Проходит несколько секунд. Вода в котелке закипает, Эн бросает туда листья и вокруг сразу распространяется терпкий, знакомый с детства аромат черносмородинового варенья.
— Ну, где он там? — ворчит Хал. — Падла, блин. Я его ждать…
Он смотрит в ту сторону, откуда должен прийти Юсупов — и осекается на полуслове, потому что из-за облупившегося угла учебного корпуса выходит не инженер, а собака. Большой, лохматый кобель какой-то неопределенной, песчано-бурой масти, с крупной головой, украшенной стоящими торчком ушами. Сделав несколько шагов в сторону людей, пес замирает, чуть вытянув короткую шею. Шерсть на загривке встает дыбом, и от этого собака кажется еще больше.
— Ой, мамочки, — шепчет Эн и, как завороженная, глядит на незваного гостя.
— Лук, — шипит Ник, отчаянно шаря вокруг себя глазами. — Где лук?
— Там остался… — Хал кивает в сторону главного корпуса и берет половинку кирпича.
Пес, отследив его движение, чуть-чуть, еле заметно, приподнимает верхнюю губу, демонстрируя внушительные клыки. После этого он вдруг припадает на передние лапы и виляет пушистым хвостом, к которому прицепилось несколько репьев.
Хал поднимает осколок кирпича, замахивается. Пес отскакивает, но не убегает. Продолжая повиливать хвостом, он по дуге обходит костер и останавливается.
— Погоди-ка. — Ник придерживает Хала. — Он не жрать нас пришел, похоже… Эй, псина! Чего тебе надо?
Пес коротко гавкает.
— Разговаривает… — восторженно шепчет Эн.
Ник смотрит на нее и видит, что в глазах девушки стоят слезы.
— Куть-куть, — зовет собаку Хал, но избавляться от половинки кирпича не спешит. — Чё, кечек, по людям соскучился?
Пес наклоняет тяжелую голову, вываливает язык и вправду становится похожим на большого, лохматого щенка. Встопорщенная шерсть на загривке опадает.
Ник улыбается. Эн затаивает дыхание.
— Ну, иди сюда. — Хал вытягивает руку, складывает пальцы щепотью и трет их друг об друга. — Куть-куть…
Пес делает шаг, другой…
Юсупов оранжевым пугалом вываливается из кустов, громко шлепая вьетнамками. Он очень возбужден и очки его победно сверкают. Пес, увидев инженера, тут же вновь весь ощетинивается, скалит клыки, рычит и отскакивает в сторону.
Хал замахивается, Ник тоже хватает кирпич…
Неизвестно, чем бы все закончилось, если бы не Эн. Она подбегает к собаке и бесстрашно обнимает готового к битве пса за толстую шею.
— Да он сам боится! Дрожит весь! Эх, вы! Бросьте камни.
И, наклонив голову к собачьей морде так, что челка свешивается едва ли не на глаза псу, ласково начинает что-то говорить ему, поглаживая между ушами.
— Вот это номер, — только и может выговорить Ник, выронив кирпич.
Пса называют Камилом. Имя придумывает Хал.
— У моего абы в деревне такой же был. Кавказская овчарка. Камилом звали, блин. У-умный…
— Какая же это овчарка? — удивляется Юсупов, прихлебывая смородиновый чаек. — Эта… он дворняга типичная.
— А ты, Очки, вообще молчи! — окрысивается Хал. — Если бы не ты, блин, он бы ко мне первому подошел.

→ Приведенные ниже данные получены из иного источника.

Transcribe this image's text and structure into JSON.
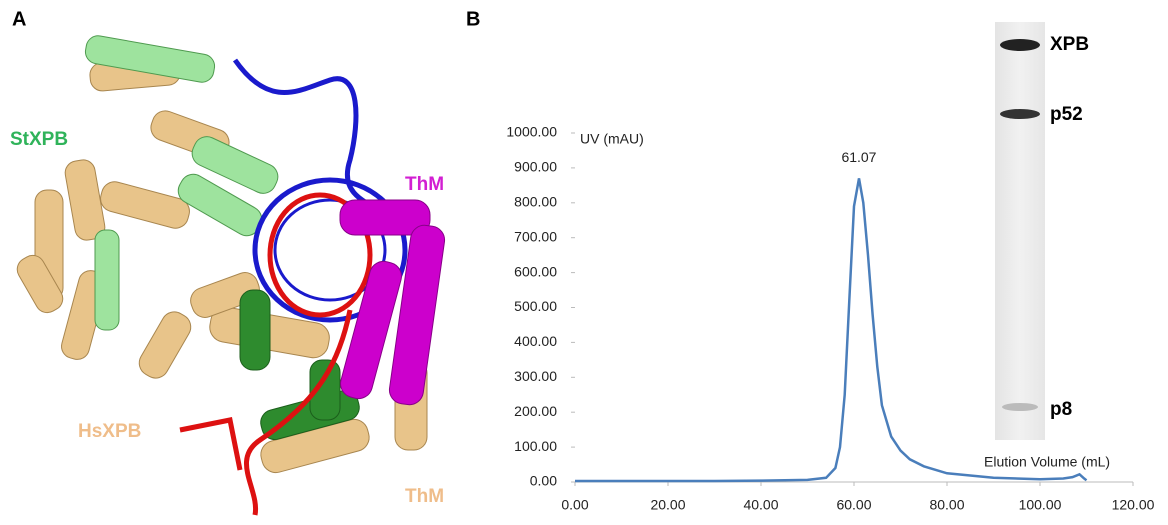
{
  "panels": {
    "a": "A",
    "b": "B"
  },
  "structure": {
    "labels": [
      {
        "text": "StXPB",
        "color": "#2fb35a"
      },
      {
        "text": "ThM",
        "color": "#d21fd2"
      },
      {
        "text": "HsXPB",
        "color": "#efbd8a"
      },
      {
        "text": "ThM",
        "color": "#efbd8a"
      }
    ]
  },
  "gel": {
    "bands": [
      "XPB",
      "p52",
      "p8"
    ]
  },
  "chart_data": {
    "type": "line",
    "x_label": "Elution Volume (mL)",
    "y_label": "UV (mAU)",
    "annotation": {
      "text": "61.07",
      "x": 61.07
    },
    "xlim": [
      0,
      120
    ],
    "ylim": [
      0,
      1000
    ],
    "xticks": [
      {
        "value": 0,
        "label": "0.00"
      },
      {
        "value": 20,
        "label": "20.00"
      },
      {
        "value": 40,
        "label": "40.00"
      },
      {
        "value": 60,
        "label": "60.00"
      },
      {
        "value": 80,
        "label": "80.00"
      },
      {
        "value": 100,
        "label": "100.00"
      },
      {
        "value": 120,
        "label": "120.00"
      }
    ],
    "yticks": [
      {
        "value": 0,
        "label": "0.00"
      },
      {
        "value": 100,
        "label": "100.00"
      },
      {
        "value": 200,
        "label": "200.00"
      },
      {
        "value": 300,
        "label": "300.00"
      },
      {
        "value": 400,
        "label": "400.00"
      },
      {
        "value": 500,
        "label": "500.00"
      },
      {
        "value": 600,
        "label": "600.00"
      },
      {
        "value": 700,
        "label": "700.00"
      },
      {
        "value": 800,
        "label": "800.00"
      },
      {
        "value": 900,
        "label": "900.00"
      },
      {
        "value": 1000,
        "label": "1000.00"
      }
    ],
    "series": [
      {
        "color": "#4a7ebb",
        "x": [
          0,
          10,
          20,
          30,
          40,
          50,
          54,
          56,
          57,
          58,
          59,
          60,
          61.07,
          62,
          63,
          64,
          65,
          66,
          68,
          70,
          72,
          75,
          80,
          90,
          100,
          105,
          107,
          108.5,
          109.5,
          110
        ],
        "values": [
          3,
          3,
          3,
          3,
          4,
          6,
          12,
          40,
          100,
          250,
          520,
          790,
          870,
          800,
          650,
          480,
          330,
          220,
          130,
          90,
          65,
          45,
          25,
          12,
          8,
          10,
          14,
          22,
          10,
          5
        ]
      }
    ]
  }
}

Эн, не слушая их, тихо говорит улегшемуся у ее ног псу:
— Камил… Нравится тебе?
Навострив уши, пес виляет хвостом.
— Нравится! — улыбается девушка. — Камил, а вот покормить тебя и нечем…

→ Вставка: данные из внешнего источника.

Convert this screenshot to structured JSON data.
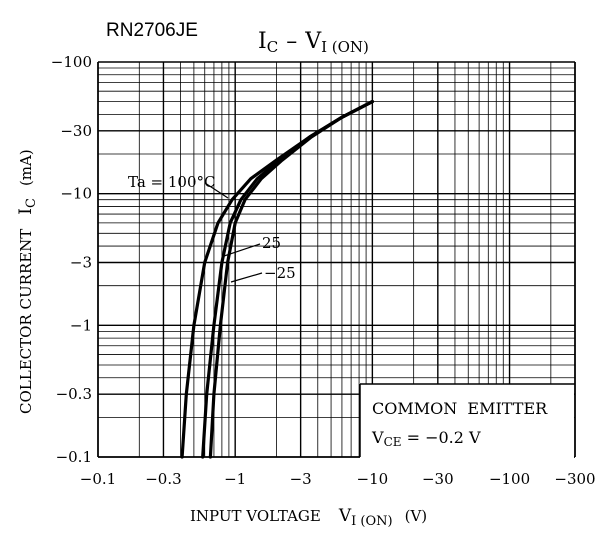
{
  "chart_data": {
    "type": "line",
    "part_number": "RN2706JE",
    "title": {
      "main": "I",
      "sub": "C",
      "dash": "–",
      "main2": "V",
      "sub2": "I (ON)"
    },
    "xlabel": {
      "text": "INPUT VOLTAGE",
      "sym": "V",
      "sub": "I (ON)",
      "unit": "(V)"
    },
    "ylabel": {
      "text": "COLLECTOR CURRENT",
      "sym": "I",
      "sub": "C",
      "unit": "(mA)"
    },
    "x_scale": "log",
    "y_scale": "log",
    "xlim": [
      -0.1,
      -300
    ],
    "ylim": [
      -0.1,
      -100
    ],
    "x_ticks": [
      {
        "value": -0.1,
        "label": "−0.1"
      },
      {
        "value": -0.3,
        "label": "−0.3"
      },
      {
        "value": -1,
        "label": "−1"
      },
      {
        "value": -3,
        "label": "−3"
      },
      {
        "value": -10,
        "label": "−10"
      },
      {
        "value": -30,
        "label": "−30"
      },
      {
        "value": -100,
        "label": "−100"
      },
      {
        "value": -300,
        "label": "−300"
      }
    ],
    "y_ticks": [
      {
        "value": -100,
        "label": "−100"
      },
      {
        "value": -30,
        "label": "−30"
      },
      {
        "value": -10,
        "label": "−10"
      },
      {
        "value": -3,
        "label": "−3"
      },
      {
        "value": -1,
        "label": "−1"
      },
      {
        "value": -0.3,
        "label": "−0.3"
      },
      {
        "value": -0.1,
        "label": "−0.1"
      }
    ],
    "grid": true,
    "series": [
      {
        "name": "Ta = 100°C",
        "x": [
          -0.41,
          -0.44,
          -0.5,
          -0.6,
          -0.75,
          -0.95,
          -1.3,
          -2.0,
          -3.5,
          -6.0,
          -10.0
        ],
        "y": [
          -0.1,
          -0.3,
          -1,
          -3,
          -6,
          -9,
          -13,
          -18,
          -27,
          -38,
          -50
        ]
      },
      {
        "name": "25",
        "x": [
          -0.58,
          -0.62,
          -0.7,
          -0.8,
          -0.92,
          -1.1,
          -1.45,
          -2.1,
          -3.5,
          -6.0,
          -10.0
        ],
        "y": [
          -0.1,
          -0.3,
          -1,
          -3,
          -6,
          -9,
          -13,
          -18,
          -27,
          -38,
          -50
        ]
      },
      {
        "name": "−25",
        "x": [
          -0.66,
          -0.7,
          -0.78,
          -0.88,
          -1.0,
          -1.18,
          -1.55,
          -2.2,
          -3.6,
          -6.0,
          -10.0
        ],
        "y": [
          -0.1,
          -0.3,
          -1,
          -3,
          -6,
          -9,
          -13,
          -18,
          -27,
          -38,
          -50
        ]
      }
    ],
    "legend_box": {
      "line1": "COMMON  EMITTER",
      "line2_sym": "V",
      "line2_sub": "CE",
      "line2_rest": " = −0.2 V"
    }
  }
}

— Он, небось, не голодает, — говорит Ник. — Вон упитанный какой. Интересно, зачем он к нам пришел? Мы же его стаю того…
— Он из другой стаи, — уверенно заявляет Эн. — Или вообще одиночка. Генетическая память в нем проснулась. Костер, люди…
— Слушайте! — не выдерживает Юсупов, которого, похоже, мало волнует пес. — Я там эта… два бокса смежных нашел. И дверь открыта. Ворота вот только просели, в землю вросли. И внутри темно. Возле входа бочка стоит. Я эта… открыл, палку сунул внутрь. Вроде солярка. Надо факелы делать и смотреть.